Moving to the front of the vehicle, I used the p.e. replacement for the .30 barrel in the hull mount although other alternatives would work as well(Karaya etc.) Tamiya has taken an unusual approach to the headlights by moulding them hollow and then offering parts A14 to represent the lenses. I guess it saves having to drill them out and then replacing them with aftermarket items. Be careful using the Eduard headlight guards as they show them shaped the wrong way with a long "arm" leading back to the glacis plate. This is incorrect as the "arm" just folds back to the light mount F4(4) page 12 & (3) pages 31&35)Fine wire was used to represent the power lead for the hull gunner's headlight. The driver's basically goes into the fender and is not visible. A periscope was added to the driver's hatch as I wanted it open Eduard provides these but they are difficult to shape properly so I used a Verlinden item.

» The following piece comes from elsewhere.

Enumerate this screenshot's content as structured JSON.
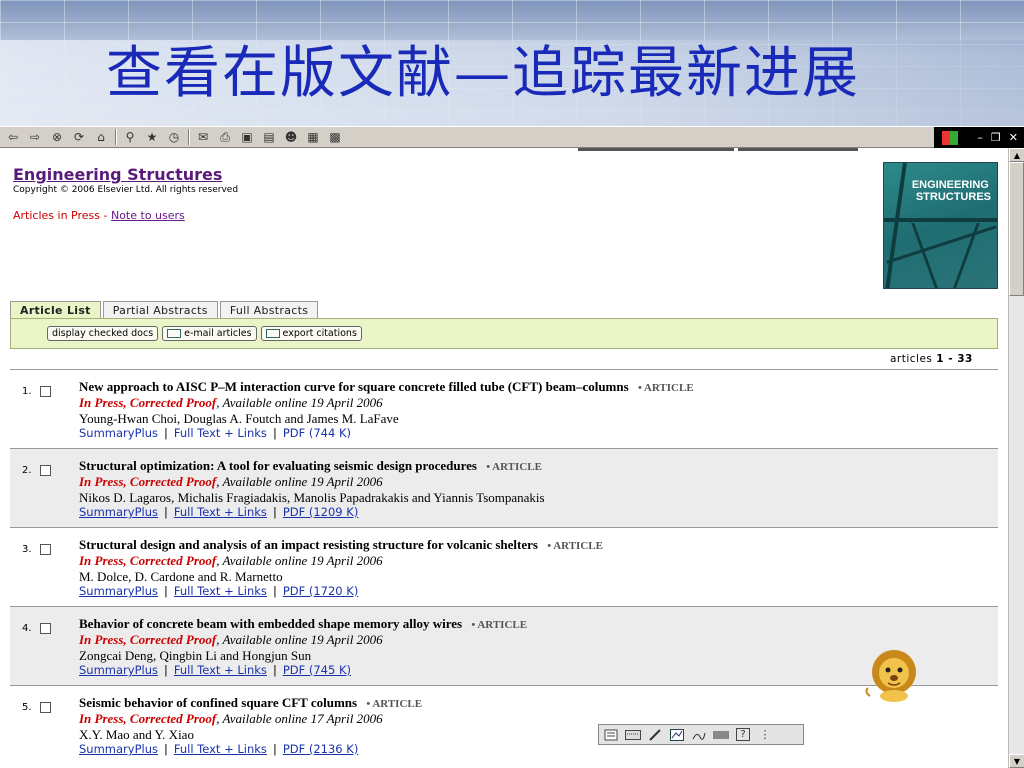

The latches for the fender stowage boxes are simply moulded blobs on the kit so I replaced them with Tiger Designs resin items 353005. The fender mounting brackets are separate items on the kit but I used the Eduard replacements because they are naturally thinner this meant some filler was required to hide the gaps left by the mounting slots for the Tamiya items. Most of this is hidden when the stowage boxes are mounted but I feel better for doing it!